JW2’s lighting and cinematography are superb, exceeding the impressive visuals and dynamic combat from the first film. The rapid-fire handheld camerawork and brilliant low-key lighting of the film’s Rome centerpiece are complemented by the grungy, bluntly edited opening warehouse sequence as well as the unforgettable finale inside a modern art museum and hall of mirrors. Within these setpieces are some of the most fluid transitions from close-quarters combat to shootouts you will see in a motion picture, arguably perfecting the judo and Brazilian jiu-jitsu heavy “gun-fu” showcased in the original. Despite these many working parts, intricate choreography, and complex lighting setups, JW2 becomes arguably the first action film to master grappling (i.e. wrestling, jiu-jitsu, judo)-based combat photography.
Add to that a smooth, two-hour run-time that feels more satisfying than its predecessor, yet far from the overindulgent, bloated excesses of the likes of Civil War (2016) or Spectre (2015), and another powerful soundtrack from Tyler Bates and Joel J. Richard, and you have the complete action experience. While the original John Wick could be nitpicked for its rushed ending or low-budget faceoff between Reeves and that film’s antagonist, Michael Nyqvist, there’s nothing philosophically or artistically lacking in this picture whatsoever. It goes without saying that the film isn’t for everyone, but like the greats of any genre from any generation of filmmaking, you can recommend it to most anyone. It is time action junkies gave up their cynicism for modern action filmmaking and celebrated its official return.
SUMMARY & RECOMMENDATION: John Wick: Chapter 2 is as stylish as the coldest noir crime drama and as action-packed as the most visceral martial arts or shoot-’em-up flick. Keanu Reeves is integral to this story’s chemistry, but he’s helped by an admirable supporting cast, slick production values, a terrific audioscape, and meticulous editing. Its narrative conveys a fascinating world that enriches its characters and extends naturally from its impressive prequel. Not only is this a terrific action film, it is also the perfect sequel.

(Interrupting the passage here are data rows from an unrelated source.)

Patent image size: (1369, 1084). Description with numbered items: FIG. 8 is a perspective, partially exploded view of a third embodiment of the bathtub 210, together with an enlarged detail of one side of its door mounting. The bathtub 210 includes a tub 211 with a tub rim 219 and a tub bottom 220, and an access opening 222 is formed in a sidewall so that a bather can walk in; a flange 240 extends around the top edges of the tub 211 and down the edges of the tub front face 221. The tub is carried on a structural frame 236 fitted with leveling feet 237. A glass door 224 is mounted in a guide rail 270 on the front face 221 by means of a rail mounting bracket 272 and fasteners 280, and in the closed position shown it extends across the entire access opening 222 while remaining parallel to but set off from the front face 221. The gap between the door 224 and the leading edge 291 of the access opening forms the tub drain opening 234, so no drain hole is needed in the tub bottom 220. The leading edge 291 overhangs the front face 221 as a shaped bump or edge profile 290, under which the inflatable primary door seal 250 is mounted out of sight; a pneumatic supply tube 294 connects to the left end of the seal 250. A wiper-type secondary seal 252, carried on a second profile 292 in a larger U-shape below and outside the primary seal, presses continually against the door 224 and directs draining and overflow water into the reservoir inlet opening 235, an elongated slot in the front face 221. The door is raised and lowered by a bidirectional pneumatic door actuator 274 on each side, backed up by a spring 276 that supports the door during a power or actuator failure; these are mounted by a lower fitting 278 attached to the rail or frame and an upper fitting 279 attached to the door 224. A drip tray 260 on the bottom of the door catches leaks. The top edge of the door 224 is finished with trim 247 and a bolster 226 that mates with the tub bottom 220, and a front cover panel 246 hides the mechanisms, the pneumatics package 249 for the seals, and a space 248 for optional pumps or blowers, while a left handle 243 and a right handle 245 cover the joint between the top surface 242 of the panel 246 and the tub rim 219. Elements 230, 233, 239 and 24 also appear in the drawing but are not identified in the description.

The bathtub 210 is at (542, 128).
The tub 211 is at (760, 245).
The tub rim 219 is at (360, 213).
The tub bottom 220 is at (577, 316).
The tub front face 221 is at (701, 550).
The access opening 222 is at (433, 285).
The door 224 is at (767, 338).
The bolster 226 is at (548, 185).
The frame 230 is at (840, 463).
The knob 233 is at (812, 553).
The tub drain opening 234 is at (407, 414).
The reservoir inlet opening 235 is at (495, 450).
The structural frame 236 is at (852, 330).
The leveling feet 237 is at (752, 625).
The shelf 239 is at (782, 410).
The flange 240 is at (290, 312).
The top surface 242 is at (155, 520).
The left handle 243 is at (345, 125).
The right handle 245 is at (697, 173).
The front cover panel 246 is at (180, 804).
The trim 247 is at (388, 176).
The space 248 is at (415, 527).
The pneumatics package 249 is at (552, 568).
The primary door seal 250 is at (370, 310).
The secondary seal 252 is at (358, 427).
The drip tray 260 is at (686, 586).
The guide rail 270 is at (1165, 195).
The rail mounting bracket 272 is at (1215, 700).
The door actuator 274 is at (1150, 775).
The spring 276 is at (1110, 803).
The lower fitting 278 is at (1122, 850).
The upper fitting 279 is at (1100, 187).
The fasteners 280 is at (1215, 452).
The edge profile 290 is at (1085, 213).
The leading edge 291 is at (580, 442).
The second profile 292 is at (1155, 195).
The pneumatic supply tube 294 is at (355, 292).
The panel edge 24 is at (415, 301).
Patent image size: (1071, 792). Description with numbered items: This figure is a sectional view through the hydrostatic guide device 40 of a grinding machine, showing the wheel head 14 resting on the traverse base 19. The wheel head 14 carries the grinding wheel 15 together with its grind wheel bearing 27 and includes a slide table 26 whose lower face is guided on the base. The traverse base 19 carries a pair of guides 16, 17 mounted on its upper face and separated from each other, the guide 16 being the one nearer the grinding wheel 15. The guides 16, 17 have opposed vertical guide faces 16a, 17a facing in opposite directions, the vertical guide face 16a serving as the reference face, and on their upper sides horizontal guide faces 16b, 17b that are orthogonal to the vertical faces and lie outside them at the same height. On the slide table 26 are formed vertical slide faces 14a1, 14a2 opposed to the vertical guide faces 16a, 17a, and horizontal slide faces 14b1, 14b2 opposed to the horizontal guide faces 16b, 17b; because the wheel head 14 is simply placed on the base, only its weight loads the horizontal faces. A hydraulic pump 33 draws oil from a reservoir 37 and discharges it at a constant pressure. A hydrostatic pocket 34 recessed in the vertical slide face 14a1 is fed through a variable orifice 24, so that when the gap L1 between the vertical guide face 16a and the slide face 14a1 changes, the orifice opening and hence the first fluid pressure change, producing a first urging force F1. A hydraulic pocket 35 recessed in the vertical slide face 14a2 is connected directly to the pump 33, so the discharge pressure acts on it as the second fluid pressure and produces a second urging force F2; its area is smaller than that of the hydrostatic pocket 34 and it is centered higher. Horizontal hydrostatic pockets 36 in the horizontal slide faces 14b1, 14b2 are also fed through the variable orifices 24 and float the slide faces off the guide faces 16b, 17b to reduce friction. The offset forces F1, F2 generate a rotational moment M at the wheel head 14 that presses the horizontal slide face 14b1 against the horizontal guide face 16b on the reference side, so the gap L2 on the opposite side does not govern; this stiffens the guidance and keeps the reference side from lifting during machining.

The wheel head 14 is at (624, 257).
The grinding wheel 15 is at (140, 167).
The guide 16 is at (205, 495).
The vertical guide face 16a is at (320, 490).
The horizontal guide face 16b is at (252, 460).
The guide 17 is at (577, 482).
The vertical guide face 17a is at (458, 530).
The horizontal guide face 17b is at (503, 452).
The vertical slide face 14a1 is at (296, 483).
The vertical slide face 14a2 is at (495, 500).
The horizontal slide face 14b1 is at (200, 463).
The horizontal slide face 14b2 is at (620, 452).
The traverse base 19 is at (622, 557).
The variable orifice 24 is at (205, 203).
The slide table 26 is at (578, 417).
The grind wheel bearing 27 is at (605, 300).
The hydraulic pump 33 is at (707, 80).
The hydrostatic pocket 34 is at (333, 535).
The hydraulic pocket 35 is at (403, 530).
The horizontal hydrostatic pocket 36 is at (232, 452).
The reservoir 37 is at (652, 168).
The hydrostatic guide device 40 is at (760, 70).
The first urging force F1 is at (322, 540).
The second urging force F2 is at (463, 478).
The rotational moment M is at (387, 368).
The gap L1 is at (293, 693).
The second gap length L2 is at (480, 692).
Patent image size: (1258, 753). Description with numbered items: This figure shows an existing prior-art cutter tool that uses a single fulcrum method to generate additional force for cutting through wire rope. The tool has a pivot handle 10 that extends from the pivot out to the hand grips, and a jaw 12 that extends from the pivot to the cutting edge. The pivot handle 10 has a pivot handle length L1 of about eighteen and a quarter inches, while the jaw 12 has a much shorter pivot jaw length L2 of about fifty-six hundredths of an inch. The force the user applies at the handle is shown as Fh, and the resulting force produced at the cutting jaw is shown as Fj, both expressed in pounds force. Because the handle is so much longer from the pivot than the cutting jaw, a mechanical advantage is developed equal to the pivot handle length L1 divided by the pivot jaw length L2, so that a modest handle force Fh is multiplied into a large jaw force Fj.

—> John Wick’s second chapter comes RECOMMENDED.
? You know what, John? I think you’re addicted to it, to the vengeance. No wife, no life, no home… vengeance is all you have.
I keep seeing trailers of this on Youtube. It all looks very breathless, but I’m keen to see it for how they handle what you describe as a ‘universe of clandestine assassin organizations and intelligent, dare I say “classy” organized crime protocol.’ I think these films live and die by the quality of their villains; get it right, get them right, and it’s hard to go wrong.
If you’re in the mood for action, particularly action taking place in a memorable setting, I can’t recommend these movies enough. They feel very much like throwback “shoot ’em ups” from the ’80s, but with an Eastern martial arts vibe and a noir aesthetic. I believe even their Wikipedia articles describe theme as ‘neo-noir action.’